Tuesday begins with the Plenary Symposium, “Bridging the Great Divide: New Methods to Communicate Science to Non-Scientists”, (Todd Jones and Patrick McNutt, conveners). This topic is critical for every member of the society, whether a student or senior scientist. We are increasingly in the position of trying to communicate on topics ranging from cancer research, epidemiology, GMO, to vaccines safety to an external community which has become much more skeptical of science and evidence-based reasoning in general. Following coffee and exhibitor visits, the morning symposia are “Haploid Technologies” (Jyoti Rout and Shamoni Maseshwari, conveners), “A Statistical Approach to Improving Plant Tissue Culture Media: Potentials and Challenges” (Valerie Pence and Michael Kane, conveners), and “MicroRNA and Cancer” (Michael Fay, Kolla Kristjansdottir and Mae Ciancio, conveners). Tuesday early afternoon will focus on regular and interactive posters sessions. In the 3:30 to 5 time block, there will be the Plant Biotechnology Contributed Paper session and the symposium “The Effects of Extracellular Matrix Properties on Cell Behaviors” (Joshua Gasiorowskin, convener). The SIVB business meeting follows the last session and all attendees are welcome to attend. Immediately following the business meeting buses will load for the Dinner at the Sonora Desert Museum Evening Event. The museum is especially interesting in the evening as wildlife comes out after the heat of the day. Dinner is included. Tickets must be purchased for this event. Buses will return about 9 pm.

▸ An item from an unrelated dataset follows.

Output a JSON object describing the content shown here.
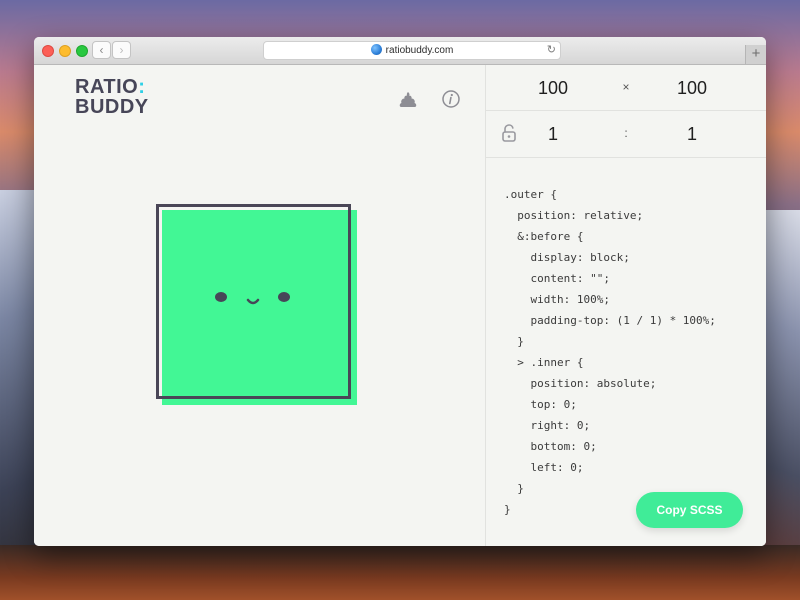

Wednesday morning has a full program. The Plenary Symposium “From Small Cells to Big Data: Challenges and Solutions for Effective Data Management” (Addy Alt-Holland, Kathryn Houk, Patrick McNutt and Sukhpreet Sandhu, conveners). This plenary session will first introduce the application of big data approaches to biological problems when studied across multiple institutions and then discuss the challenges and trends in this quickly evolving field. The topic has application to both institutions and individual scientists. Three final symposia will conclude the meeting, “Conquering Chaos in the Age of Networked Science: Organizing, Storing and Securing you Data” (Addy Alt-Holland and Kathryn Houk, conveners), “Conservation and Gene Banks” (Maria Jenerek, convener) and “Emerging Technologies: Mechanisms of Reproductive Development” (Peggy Ozias-Atkins, convener).
Please plan to take advantage of this unique venue. The pools are great and the warm evenings are ideal. I look forward to seeing everyone at the Hilton Tucson El-Conquistador Golf and Tennis Resort.